Top ist die Tiergesundheit. Die frische Luft und der hohe Luftaustausch rund um die Uhr tun den Schweinen gut. Hin und wieder treten bei einigen Tieren allerdings Gelenk- oder Klauenprobleme auf. Ursache ist u.a. die knapp 20 cm hohe Stufe zwischen Aktivitätsbereich und Auslauf. „Die Stufe ist nicht ideal, weil sich die Schweine beim Toben schon mal daran verletzen. Wäre sie allerdings nicht da, würde der Mist vom Auslauf in den Fressbereich hineinwandern“, gibt Deckers zu bedenken.


Aufpassen muss der Unternehmer auch im Hochsommer. Dann gibt es immer mal wieder Probleme mit verkoteten Festflächen. Ein Patentrezept, wie er das verhindern kann, hat Deckers noch nicht gefunden. Zuerst hat er überlegt, die Deckel der Liegekisten im Hochsommer offen stehen zu lassen, sodass hier mehr frische Luft hinströmt. Doch das hat nicht viel gebracht. Inzwischen bleiben die Deckel auch bei hohen Temperaturen geschlossen. „Die Schweine bevorzugen den leicht abgedunkelten Liegebereich“, erklärt Deckers.

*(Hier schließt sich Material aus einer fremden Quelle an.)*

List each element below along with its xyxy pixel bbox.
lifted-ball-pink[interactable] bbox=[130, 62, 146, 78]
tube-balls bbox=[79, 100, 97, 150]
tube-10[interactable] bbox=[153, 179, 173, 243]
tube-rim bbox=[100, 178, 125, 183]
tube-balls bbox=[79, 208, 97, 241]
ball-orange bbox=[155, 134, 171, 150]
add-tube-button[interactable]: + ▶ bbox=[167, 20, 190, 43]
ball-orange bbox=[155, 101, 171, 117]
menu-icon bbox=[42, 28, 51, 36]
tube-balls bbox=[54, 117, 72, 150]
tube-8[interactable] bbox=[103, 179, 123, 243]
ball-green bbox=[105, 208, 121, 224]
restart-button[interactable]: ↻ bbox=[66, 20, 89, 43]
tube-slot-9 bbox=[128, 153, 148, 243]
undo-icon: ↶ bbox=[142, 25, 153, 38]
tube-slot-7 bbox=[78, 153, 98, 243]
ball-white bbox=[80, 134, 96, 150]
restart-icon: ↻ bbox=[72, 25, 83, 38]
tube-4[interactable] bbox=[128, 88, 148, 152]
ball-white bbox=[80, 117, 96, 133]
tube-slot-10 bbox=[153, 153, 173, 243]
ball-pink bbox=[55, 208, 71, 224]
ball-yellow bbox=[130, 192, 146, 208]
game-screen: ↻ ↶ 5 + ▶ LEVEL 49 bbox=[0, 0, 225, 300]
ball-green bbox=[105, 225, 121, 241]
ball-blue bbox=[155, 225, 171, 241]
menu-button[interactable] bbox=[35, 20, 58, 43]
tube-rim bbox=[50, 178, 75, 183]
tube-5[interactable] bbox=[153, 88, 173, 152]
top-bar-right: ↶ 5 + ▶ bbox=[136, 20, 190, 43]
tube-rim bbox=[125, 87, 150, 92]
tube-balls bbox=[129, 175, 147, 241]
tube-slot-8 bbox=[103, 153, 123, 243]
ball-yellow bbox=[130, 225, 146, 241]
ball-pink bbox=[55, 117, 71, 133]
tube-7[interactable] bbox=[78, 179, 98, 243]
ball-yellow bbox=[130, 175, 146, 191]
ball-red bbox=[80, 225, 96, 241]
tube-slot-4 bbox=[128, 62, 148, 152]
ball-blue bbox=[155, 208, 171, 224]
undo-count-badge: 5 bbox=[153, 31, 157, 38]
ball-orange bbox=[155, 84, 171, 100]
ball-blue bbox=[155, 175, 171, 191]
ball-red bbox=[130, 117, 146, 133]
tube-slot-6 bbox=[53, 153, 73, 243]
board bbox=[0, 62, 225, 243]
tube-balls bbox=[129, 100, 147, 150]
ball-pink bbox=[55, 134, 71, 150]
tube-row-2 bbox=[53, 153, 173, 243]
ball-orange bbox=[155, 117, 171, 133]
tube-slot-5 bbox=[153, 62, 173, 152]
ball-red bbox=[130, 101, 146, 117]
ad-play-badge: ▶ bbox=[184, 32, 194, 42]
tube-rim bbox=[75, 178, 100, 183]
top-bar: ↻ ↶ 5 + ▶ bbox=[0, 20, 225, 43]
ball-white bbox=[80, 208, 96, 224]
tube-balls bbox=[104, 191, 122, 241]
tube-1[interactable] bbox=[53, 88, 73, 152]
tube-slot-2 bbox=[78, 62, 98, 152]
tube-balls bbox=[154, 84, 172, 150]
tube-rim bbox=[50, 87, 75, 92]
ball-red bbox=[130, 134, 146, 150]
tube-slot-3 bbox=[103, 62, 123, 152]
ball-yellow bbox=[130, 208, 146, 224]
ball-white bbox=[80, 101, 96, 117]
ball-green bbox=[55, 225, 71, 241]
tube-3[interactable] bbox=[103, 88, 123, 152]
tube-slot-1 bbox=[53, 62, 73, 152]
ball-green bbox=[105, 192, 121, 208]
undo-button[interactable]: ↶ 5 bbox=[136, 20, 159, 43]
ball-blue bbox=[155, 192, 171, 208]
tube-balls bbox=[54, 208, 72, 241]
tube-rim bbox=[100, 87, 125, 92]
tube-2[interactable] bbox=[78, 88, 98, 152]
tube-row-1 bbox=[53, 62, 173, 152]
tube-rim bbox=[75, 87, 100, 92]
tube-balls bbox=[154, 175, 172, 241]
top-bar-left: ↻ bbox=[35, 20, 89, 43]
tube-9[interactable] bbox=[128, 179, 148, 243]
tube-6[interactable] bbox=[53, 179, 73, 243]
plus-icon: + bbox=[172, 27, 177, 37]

Vermarktung selbst geregelt


Bleibt die Frage, ob sich das Projekt Außenklimastall für Sebastian Deckers am Ende auch rechnet. „Ja“, sagt der junge Landwirt. „Genaue Zahlen möchte ich aber nicht verraten. Und natürlich geht die Rechnung nur auf, wenn ich unsere Schweine weiterhin über regionale Vermarktungswege verkaufe.“


Sebastian Deckers hat sich seine Vermarktung selbst aufgebaut. Anstatt an einen Viehhändler oder eine Erzeugergemeinschaft zu verkaufen, gehen seine Mastschweine an sieben Abnehmer, die er sich selbst gesucht hat. „Meine Schweine kaufen mehrere Metzger aus der Umgebung, Betreiber von Bauernläden und das Unternehmen Thönes Natur“, verrät der Landwirt. Jeden Sonntag sortiert er für seine Kunden die schlachtreifen Schweine ab.


Abgerechnet werden die Tiere rein nach Schlachtgewicht, wofür Sebastian Deckers einen Festpreis je Kilogramm ausgehandelt hat. „Den Preis habe ich vorab für mich kalkuliert und mit meinen Abnehmern langfristig festgelegt“, erklärt er zufrieden. Für seine Abnehmer wiederum rechnen sich die im Einkauf deutlich teureren Schweine, weil sie nicht nur die Edelteile verarbeiten, sondern auch verschiedene Wurstprodukte aus dem Schlachtkörper herstellen. „Die Metzger zum Beispiel bieten Currywürste, Schaschlik, Suppen, Zwiebeleintopf usw. an“, erklärt Landwirt Deckers.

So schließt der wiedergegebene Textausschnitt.